Optimizing Token Consumption in LLMs: A Nano Surge Approach for Code Reasoning Efficiency (2504.15989v2)

Published 22 Apr 2025 in cs.SE

Abstract: With the increasing adoption of LLMs in software engineering, the Chain of Thought (CoT) reasoning paradigm has become an essential approach for automated code repair. However, the explicit multi-step reasoning in CoT leads to substantial increases in token consumption, reducing inference efficiency and raising computational costs, especially for complex code repair tasks. Most prior research has focused on improving the correctness of code repair while largely overlooking the resource efficiency of the reasoning process itself.

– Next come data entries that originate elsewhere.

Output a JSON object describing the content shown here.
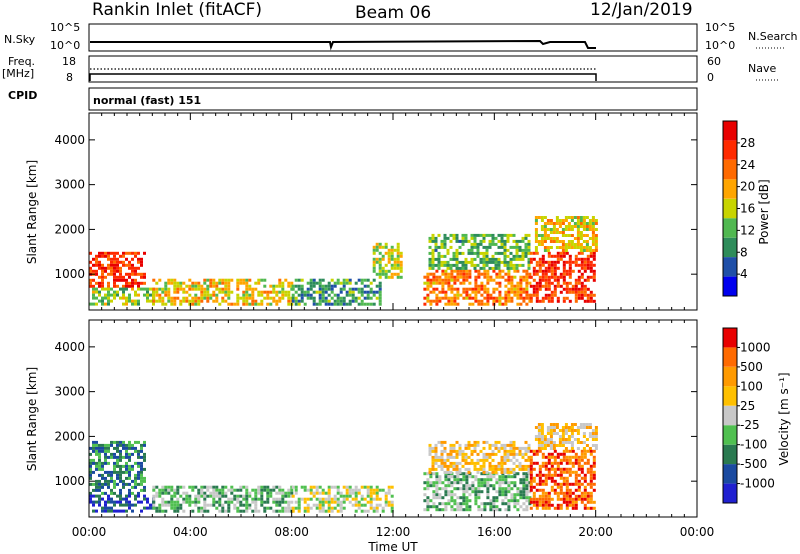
{
  "header": {
    "station": "Rankin Inlet (fitACF)",
    "beam": "Beam 06",
    "date": "12/Jan/2019"
  },
  "aux": {
    "nsky_label": "N.Sky",
    "nsky_ticks": [
      "10^5",
      "10^0"
    ],
    "nsearch_label": "N.Search",
    "nsearch_ticks": [
      "10^5",
      "10^0"
    ],
    "freq_label": "Freq.",
    "freq_unit": "[MHz]",
    "freq_ticks": [
      "18",
      "8"
    ],
    "nave_label": "Nave",
    "nave_ticks": [
      "60",
      "0"
    ],
    "cpid_label": "CPID",
    "cpid_text": "normal (fast) 151"
  },
  "colors": {
    "power": [
      "#0000ee",
      "#1f4fa8",
      "#2e8c5a",
      "#50b850",
      "#c8d400",
      "#ffa500",
      "#ff6a00",
      "#ff2a00",
      "#e80000"
    ],
    "velocity": [
      "#2020d0",
      "#1a4aa0",
      "#2a7a50",
      "#50c050",
      "#c8c8c8",
      "#ffc000",
      "#ff9a00",
      "#ff6a00",
      "#e80000"
    ]
  },
  "chart_data": [
    {
      "type": "heatmap",
      "name": "power-panel",
      "ylabel": "Slant Range [km]",
      "xlabel": "",
      "ylim": [
        200,
        4600
      ],
      "xlim": [
        "00:00",
        "24:00"
      ],
      "yticks": [
        "1000",
        "2000",
        "3000",
        "4000"
      ],
      "colorbar_label": "Power [dB]",
      "colorbar_ticks": [
        "4",
        "8",
        "12",
        "16",
        "20",
        "24",
        "28"
      ],
      "colorbar_range": [
        0,
        32
      ],
      "regions": [
        {
          "t": [
            0.0,
            2.2
          ],
          "r": [
            700,
            1500
          ],
          "level": 27
        },
        {
          "t": [
            0.0,
            2.5
          ],
          "r": [
            300,
            700
          ],
          "level": 14
        },
        {
          "t": [
            2.5,
            8.0
          ],
          "r": [
            300,
            900
          ],
          "level": 18
        },
        {
          "t": [
            8.0,
            11.5
          ],
          "r": [
            300,
            900
          ],
          "level": 10
        },
        {
          "t": [
            11.2,
            12.3
          ],
          "r": [
            900,
            1700
          ],
          "level": 16
        },
        {
          "t": [
            13.2,
            17.4
          ],
          "r": [
            350,
            1100
          ],
          "level": 22
        },
        {
          "t": [
            13.4,
            17.4
          ],
          "r": [
            1100,
            1900
          ],
          "level": 12
        },
        {
          "t": [
            17.4,
            20.0
          ],
          "r": [
            400,
            1500
          ],
          "level": 27
        },
        {
          "t": [
            17.6,
            20.0
          ],
          "r": [
            1500,
            2300
          ],
          "level": 18
        }
      ]
    },
    {
      "type": "heatmap",
      "name": "velocity-panel",
      "ylabel": "Slant Range [km]",
      "xlabel": "Time UT",
      "ylim": [
        200,
        4600
      ],
      "xlim": [
        "00:00",
        "24:00"
      ],
      "xticks": [
        "00:00",
        "04:00",
        "08:00",
        "12:00",
        "16:00",
        "20:00",
        "00:00"
      ],
      "yticks": [
        "1000",
        "2000",
        "3000",
        "4000"
      ],
      "colorbar_label": "Velocity [m s⁻¹]",
      "colorbar_ticks": [
        "-1000",
        "-500",
        "-100",
        "-25",
        "25",
        "100",
        "500",
        "1000"
      ],
      "regions": [
        {
          "t": [
            0.0,
            2.2
          ],
          "r": [
            700,
            1900
          ],
          "level": 2
        },
        {
          "t": [
            0.0,
            2.5
          ],
          "r": [
            300,
            700
          ],
          "level": 1
        },
        {
          "t": [
            2.5,
            8.0
          ],
          "r": [
            300,
            900
          ],
          "level": 3
        },
        {
          "t": [
            8.0,
            12.0
          ],
          "r": [
            300,
            900
          ],
          "level": 4
        },
        {
          "t": [
            13.2,
            17.4
          ],
          "r": [
            350,
            1200
          ],
          "level": 3
        },
        {
          "t": [
            13.4,
            17.4
          ],
          "r": [
            1200,
            1900
          ],
          "level": 5
        },
        {
          "t": [
            17.4,
            20.0
          ],
          "r": [
            400,
            1700
          ],
          "level": 7
        },
        {
          "t": [
            17.6,
            20.0
          ],
          "r": [
            1700,
            2300
          ],
          "level": 5
        }
      ]
    }
  ]
}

To address this challenge, this paper proposes three targeted optimization strategies: Context Awareness, Responsibility Tuning, and Cost Sensitive. Context Awareness guides the model to focus on key contextual information, Responsibility Tuning refines the structure of the reasoning process through clearer role and responsibility assignment, and Cost Sensitive incorporates resource-awareness to suppress unnecessary token generation during inference. Experiments across diverse code repair scenarios demonstrate that these methods can significantly reduce token consumption in CoT-based reasoning without compromising repair quality. This work provides novel insights and methodological guidance for enhancing the efficiency of LLM-driven code repair tasks in software engineering.